サクラがそれをかわして一撃を入れようとした刹那、
男のもう一方の木刀がサクラの木剣を弾き飛ばす。
男が丸腰のサクラにとどめを刺そうとした瞬間、
彼が男に後ろから渾身の一撃を与える。
バランスを崩した男の木刀を奪い取ったサクラは、
そのまま一撃を加えて男を気絶させた。
「凄い!見事な連携だったね!」
ミハイルがはしゃぎながら歩いてくる。
間一髪だった。
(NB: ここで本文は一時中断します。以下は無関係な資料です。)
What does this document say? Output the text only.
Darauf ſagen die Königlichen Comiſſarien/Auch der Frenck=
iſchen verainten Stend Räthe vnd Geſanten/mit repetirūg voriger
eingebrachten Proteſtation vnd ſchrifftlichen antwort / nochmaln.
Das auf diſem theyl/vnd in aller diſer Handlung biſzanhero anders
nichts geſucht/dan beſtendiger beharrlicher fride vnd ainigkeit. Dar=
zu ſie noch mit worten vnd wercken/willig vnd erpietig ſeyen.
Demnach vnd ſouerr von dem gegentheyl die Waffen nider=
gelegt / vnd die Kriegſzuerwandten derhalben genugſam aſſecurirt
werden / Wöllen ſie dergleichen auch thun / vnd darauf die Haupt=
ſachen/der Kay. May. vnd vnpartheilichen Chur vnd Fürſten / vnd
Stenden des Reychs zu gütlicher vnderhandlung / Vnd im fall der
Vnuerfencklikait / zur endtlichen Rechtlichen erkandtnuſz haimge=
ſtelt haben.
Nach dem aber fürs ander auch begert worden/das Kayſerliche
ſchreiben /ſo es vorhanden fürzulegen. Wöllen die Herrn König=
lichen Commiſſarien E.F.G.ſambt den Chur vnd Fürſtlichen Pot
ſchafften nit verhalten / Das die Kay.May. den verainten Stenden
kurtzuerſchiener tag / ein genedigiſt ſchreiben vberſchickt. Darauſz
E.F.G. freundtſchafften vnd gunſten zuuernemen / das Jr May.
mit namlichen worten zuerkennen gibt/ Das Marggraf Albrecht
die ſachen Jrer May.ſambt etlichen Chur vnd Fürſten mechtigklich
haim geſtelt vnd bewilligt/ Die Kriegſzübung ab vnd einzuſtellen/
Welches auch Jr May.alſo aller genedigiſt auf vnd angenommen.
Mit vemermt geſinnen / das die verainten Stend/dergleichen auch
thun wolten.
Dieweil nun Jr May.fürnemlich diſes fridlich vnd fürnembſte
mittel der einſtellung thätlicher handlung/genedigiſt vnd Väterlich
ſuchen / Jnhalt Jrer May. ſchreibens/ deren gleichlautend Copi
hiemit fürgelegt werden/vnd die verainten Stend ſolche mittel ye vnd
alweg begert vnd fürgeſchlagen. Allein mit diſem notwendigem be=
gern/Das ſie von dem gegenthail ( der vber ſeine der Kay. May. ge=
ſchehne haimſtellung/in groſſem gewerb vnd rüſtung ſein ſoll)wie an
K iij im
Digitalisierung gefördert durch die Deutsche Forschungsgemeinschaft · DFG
連携と呼べる代物ではない。
サクラは木刀をわざと男に弾かせて隙を作ったのだろう。
彼はサクラの豪胆さに呆れる。
「あまり無茶な事をしないで下さい。
僕が意図に気付かなかったらどうするつもりだったんですか。」
彼は気絶している男からもう一本の木刀を奪いながらサクラに問いかける。
一つ間違えれば大怪我では済まない可能性がある場面だった。
「その場合も何とかしたよ。その男は怒りで我を忘れていたからな。
そうさせたのは私だが。感情で動く人間には必ず隙がある。」
全て計算に入れて逆上させていたのか。
サクラの意外なしたたかさに彼は驚く。
「それに、スズモリならやってくれると信じていたよ。
君はやる時はやれる人間だ。」
事あるごとに褒めて来るから、サクラはタチが悪い。
「いや、本当に凄かったよ。
サクラさんのかっこよさも際立ってたけど、
ヒロトさんもかっこよかったよ。」
ミハイルも褒めてくる。
何だか色々うやむやになってしまったが、
良い仲間に恵まれたのだろうと彼は思った。
さて…。
彼は腕組をして考える。
この人をどうしよう。
眠っている侍風の男の処遇を考えて彼は途方に暮れた。